At a glance.
- SonicWall advises customers to disable VPN services amid investigation of a potential zero-day.
- Chanel discloses breach of US customer data.
- Vishing attack compromises Cisco CRM system.
SonicWall advises customers to disable SSLVPN services amid investigation of a potential zero-day.
SonicWall is urging customers to disable SSLVPN services on Gen 7 SonicWall firewalls following reports of a ransomware gang potentially exploiting a zero-day flaw to gain initial access, the Record reports. Arctic Wolf published a report on Friday describing Akira ransomware activity targeting SonicWall VPNs, noting, "While credential access through brute force, dictionary attacks, and credential stuffing have not yet been definitively ruled out in all cases, available evidence points to the existence of a zero-day vulnerability. In some instances, fully patched SonicWall devices were affected following credential rotation. Despite TOTP MFA being enabled, accounts were still compromised in some instances." Researchers at Huntress and Mandiant have observed similar activity.
SonicWall stated, "We are actively investigating these incidents to determine whether they are connected to a previously disclosed vulnerability or if a new vulnerability may be responsible." The company "strongly advises all partners and customers using Gen 7 SonicWall firewalls" to disable SSLVPN services where practical. If disabling SSLVPN is not viable, users are advised to limit SSLVPN connectivity to trusted source IPs, enable security services, enforce multifactor authentication, remove unused accounts, and practice good password hygiene.
Chanel discloses breach of US customer data.
French luxury fashion house Chanel has disclosed a breach affecting personal information belonging to customers in the US. A company spokesperson told WWD, "Based on the findings of the investigation, the data obtained by the unauthorized external party contained limited details of a subset of individuals who contacted our client care center in the U.S. —specifically name, email address, mailing address and phone number."
BleepingComputer reports that the incident was part of a wave of social engineering attacks targeting Salesforce instances, conducted by the ShinyHunters extortion group. The publication says similar hacks hit Adidas, Qantas, Allianz Life, and LVMH brands Louis Vuitton, Dior, and Tiffany & Co. Salesforce stresses that the incidents rely purely on social engineering, and advises customers to follow its security guidance to prevent these attacks.
Vishing attack compromises Cisco CRM system.

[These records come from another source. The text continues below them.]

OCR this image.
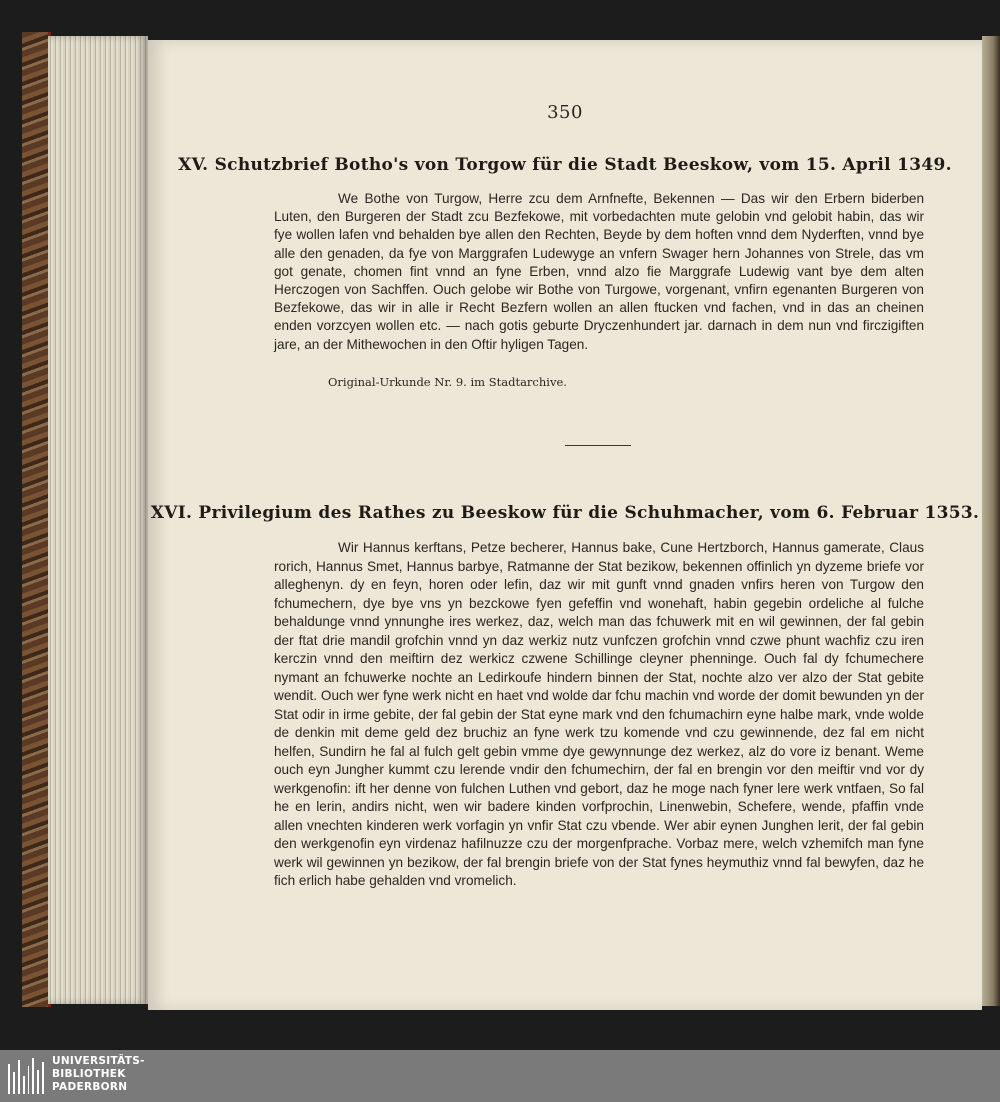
350
XV. Schutzbrief Botho's von Torgow für die Stadt Beeskow, vom 15. April 1349.

We Bothe von Turgow, Herre zcu dem Arnfnefte, Bekennen — Das wir den Erbern biderben Luten, den Burgeren der Stadt zcu Bezfekowe, mit vorbedachten mute gelobin vnd gelobit habin, das wir fye wollen lafen vnd behalden bye allen den Rechten, Beyde by dem hoften vnnd dem Nyderften, vnnd bye alle den genaden, da fye von Marggrafen Ludewyge an vnfern Swager hern Johannes von Strele, das vm got genate, chomen fint vnnd an fyne Erben, vnnd alzo fie Marggrafe Ludewig vant bye dem alten Herczogen von Sachffen. Ouch gelobe wir Bothe von Turgowe, vorgenant, vnfirn egenanten Burgeren von Bezfekowe, das wir in alle ir Recht Bezfern wollen an allen ftucken vnd fachen, vnd in das an cheinen enden vorzcyen wollen etc. — nach gotis geburte Dryczenhundert jar. darnach in dem nun vnd firczigiften jare, an der Mithewochen in den Oftir hyligen Tagen.

Original-Urkunde Nr. 9. im Stadtarchive.
XVI. Privilegium des Rathes zu Beeskow für die Schuhmacher, vom 6. Februar 1353.

Wir Hannus kerftans, Petze becherer, Hannus bake, Cune Hertzborch, Hannus gamerate, Claus rorich, Hannus Smet, Hannus barbye, Ratmanne der Stat bezikow, bekennen offinlich yn dyzeme briefe vor alleghenyn. dy en feyn, horen oder lefin, daz wir mit gunft vnnd gnaden vnfirs heren von Turgow den fchumechern, dye bye vns yn bezckowe fyen gefeffin vnd wonehaft, habin gegebin ordeliche al fulche behaldunge vnnd ynnunghe ires werkez, daz, welch man das fchuwerk mit en wil gewinnen, der fal gebin der ftat drie mandil grofchin vnnd yn daz werkiz nutz vunfczen grofchin vnnd czwe phunt wachfiz czu iren kerczin vnnd den meiftirn dez werkicz czwene Schillinge cleyner phenninge. Ouch fal dy fchumechere nymant an fchuwerke nochte an Ledirkoufe hindern binnen der Stat, nochte alzo ver alzo der Stat gebite wendit. Ouch wer fyne werk nicht en haet vnd wolde dar fchu machin vnd worde der domit bewunden yn der Stat odir in irme gebite, der fal gebin der Stat eyne mark vnd den fchumachirn eyne halbe mark, vnde wolde de denkin mit deme geld dez bruchiz an fyne werk tzu komende vnd czu gewinnende, dez fal em nicht helfen, Sundirn he fal al fulch gelt gebin vmme dye gewynnunge dez werkez, alz do vore iz benant. Weme ouch eyn Jungher kummt czu lerende vndir den fchumechirn, der fal en brengin vor den meiftir vnd vor dy werkgenofin: ift her denne von fulchen Luthen vnd gebort, daz he moge nach fyner lere werk vntfaen, So fal he en lerin, andirs nicht, wen wir badere kinden vorfprochin, Linenwebin, Schefere, wende, pfaffin vnde allen vnechten kinderen werk vorfagin yn vnfir Stat czu vbende. Wer abir eynen Junghen lerit, der fal gebin den werkgenofin eyn virdenaz hafilnuzze czu der morgenfprache. Vorbaz mere, welch vzhemifch man fyne werk wil gewinnen yn bezikow, der fal brengin briefe von der Stat fynes heymuthiz vnnd fal bewyfen, daz he fich erlich habe gehalden vnd vromelich.

UNIVERSITÄTS-
BIBLIOTHEK
PADERBORN
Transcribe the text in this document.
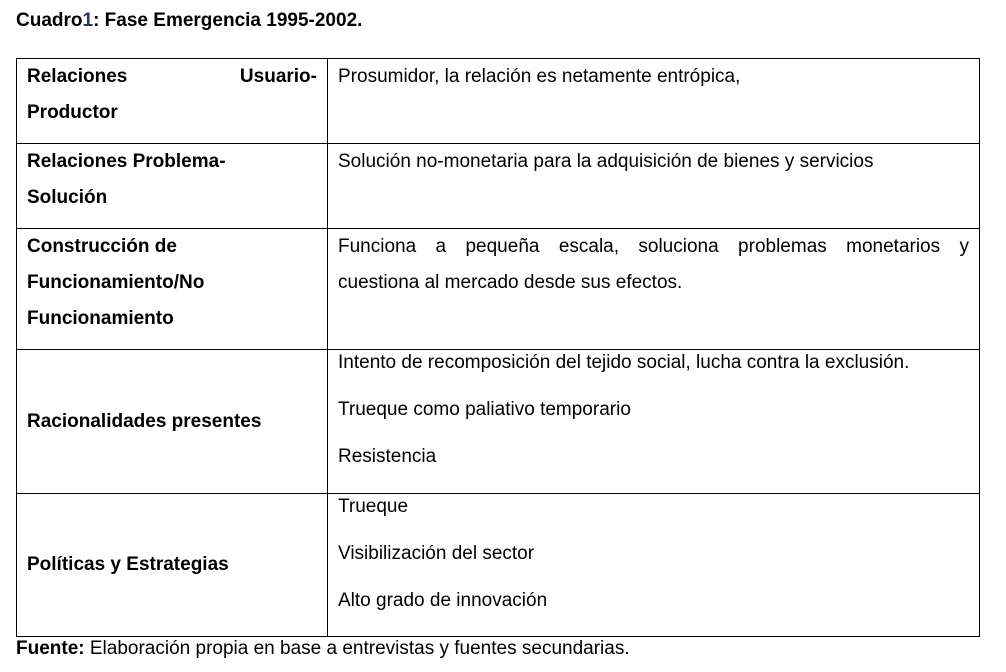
Cuadro1: Fase Emergencia 1995-2002.
Relaciones Usuario-
Productor	Prosumidor, la relación es netamente entrópica,

Relaciones Problema-
Solución	Solución no-monetaria para la adquisición de bienes y servicios

Construcción de
Funcionamiento/No
Funcionamiento	Funciona a pequeña escala, soluciona problemas monetarios y
cuestiona al mercado desde sus efectos.

Racionalidades presentes	Intento de recomposición del tejido social, lucha contra la exclusión.
Trueque como paliativo temporario
Resistencia

Políticas y Estrategias	Trueque
Visibilización del sector
Alto grado de innovación
Fuente: Elaboración propia en base a entrevistas y fuentes secundarias.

Cisco warns that a threat actor gained access to a third-party CRM system via a voice phishing (vishing) attack and stole data belonging to user profiles registered on Cisco.com. It's unclear how many users were affected. The company stated, "Our investigation has determined that the exported data primarily consisted of basic account profile information of individuals who registered for a user account on Cisco.com (name, organization name, address, Cisco assigned user ID, email address, phone number, and account-related metadata – such as creation date). The actor did not obtain any of our organizational customers’ confidential or proprietary information, or any passwords or other types of sensitive information. Cisco did not identify any impact to our products or services, and no other Cisco CRM instances were affected."
Cisco hasn't disclosed which CRM product was affected, but BleepingComputer notes that the vishing tactic aligns with the ongoing wave of Salesforce attacks outlined above.